La imagen del espectador quebrado por sudores fríos ante la televisión parece haber desaparecido del imaginario colectivo. Los informativos ya no nos impactan como antes, no rompen la armonía en la mesa o provocan falta de apetito. A la vez que olvidamos que el silencio puede resultar la respuesta más elocuente al horror (porque a veces la barbarie no necesita exégesis), nos encontramos con que el silencio ha pasado de moda. Y es que más a menudo de lo que querríamos, nuestras propias palabras roban al silencio reflexivo el espacio que merece.

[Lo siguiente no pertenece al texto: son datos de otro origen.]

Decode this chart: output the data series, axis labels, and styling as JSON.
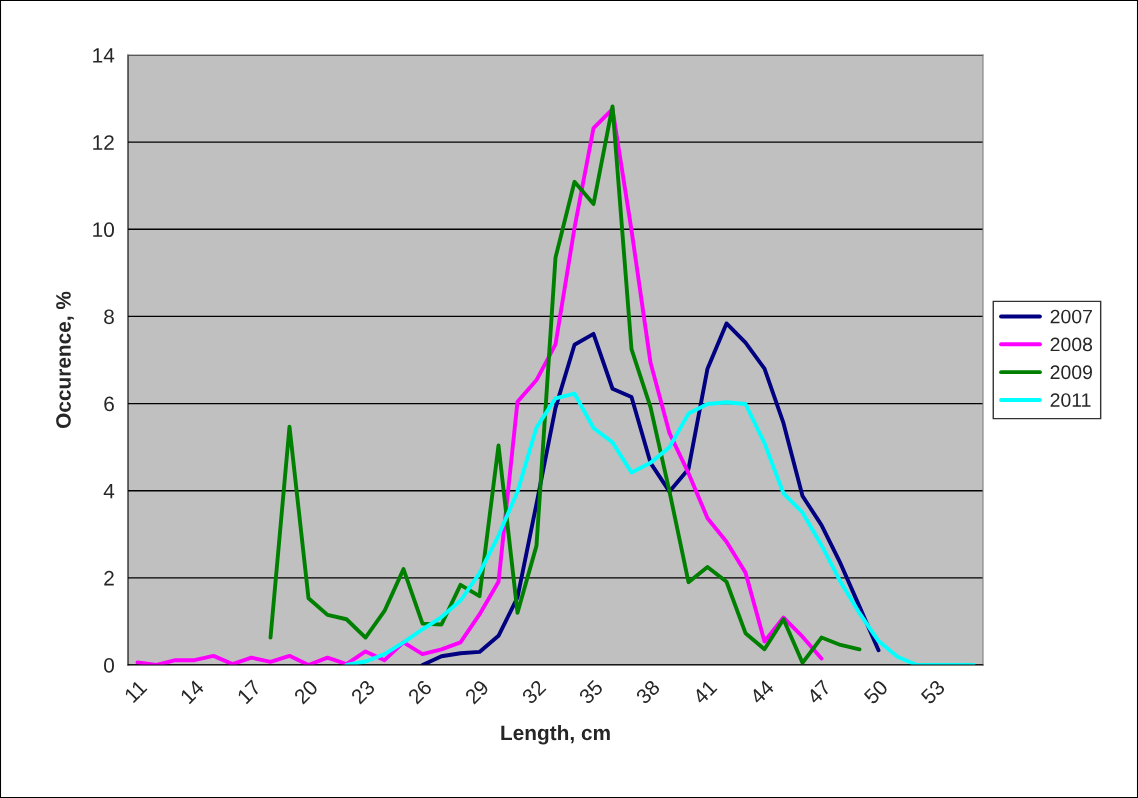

En general, el poderoso influjo de la industria de la información (desde el fabricante de ordenadores hasta las grandes sociedades anónimas de los medios comunicación masivos) no sólo ha cambiado al espectador, sino que ha cambiado la forma de vivir, la forma de relacionarnos. Entre otros factores, la PIBización de la vida contribuye a que el sentido de pregunta por “el valor de las cosas” se haya desplazado hacia la pregunta por el valor de utilidad en bruto, lo que provoca que en la esencia de la pregunta sobre “el valor de las cosas”, se obvie uno de los sentidos primordiales del término “valor”. Desactivada de esta manera la pregunta sobre el valor de las cosas en sentido moral (y obviamente, terminando a su vez con pregunta por el valor de los valores), se oscurece la posibilidad de preguntar cómo afectan esas cosas que valoramos a nuestra manera de vivir. A la vez que la utilidad de aparatos, mejoras de software, nuevas revistas o periódicos se instala en nuestras vidas, la atención en torno a esa utilidad se fija deliberadamente en la apertura de posibilidades que sin duda la multiplicidad de productos permiten, dejando de lado en este proceso los elementos oscuros y contradictorios que conlleva. La transformación de nuestras vidas corre paralela al desarrollo de estas tecnologías de una manera que cuesta imaginar mientras el foco siga situándose sólo en ese marco de utilidad, de posibilidades abiertas.
En el anuncio de un automóvil ¿alguien ha visto roturas de motor, aire irrespirable, manchas de grasa, atascos interminables o personas sin un duro para poder pagar la gasolina? Esto no es habitual porque son los elementos que conscientemente se esconden en favor de la obvia utilidad del automóvil. Lo que solemos ver en esos anuncios son carreteras verdes y amplias en las que no molesta ningún coche y todos se dejan adelantar mansamente. El juego que mencionábamos opera aquí cuando se introduce la utilidad por un lado, mientras que por otro se esconden ciertos elementos indeseables. En este proceso el objetivo es doble: Convencer y reafirmar. En el concepto “costes medioambientales” nos encontramos con la vuelta de tuerca a esta lógica. Al descubrir los desastres medioambientales producidos por la actividad industrial, a alguien se le ocurrió la genial idea de integrar los efectos no deseados en el calculo de utilidad para matar dos pájaros de un tiro. Por un lado, se consigue eliminar la sensación de que algo huele mal. Por otro, se elimina un fuerte sentimiento de culpa. Y así, todo puede seguir igual, con la felicitante sensación de que este es el buen camino.
Sin embargo, y a pesar de que los informativos ya no nos hielan la sangre, a veces uno se encuentra con un regusto extraño que hace le intuir que algo no anda bien. Esto lo podemos ver en la cada vez más grande desproporción entre lo que podemos saber como espectadores y lo que realmente podemos hacer. Nuestras sociedades contemporáneas ponen al alcance de la mano informaciones de todo género. La utilidad de esto es innegable, pero el efecto en nosotros resulta más difícil de ver. Resulta posible recoger y traer el sufrimiento desde los rincones más recónditos del mundo hasta nuestros hogares. Sin embargo, toda esta información, convertida en datos, provoca indiferencia o lo que es peor, puede acabar en insensibilización o dispersión de responsabilidad. ¿Realmente estamos preparados moralmente para “estar informados” en en mundo de la aldea global, disponemos del lenguaje moral y de las herramientas para estar en este mundo?. Disponemos de televisión, pero no de teleacción, dice Zygmunt Bauman. Posiblemente es muy optimista, porque en caso de haberla ¿cree que estaría usted a la altura con una teleacción entre las manos?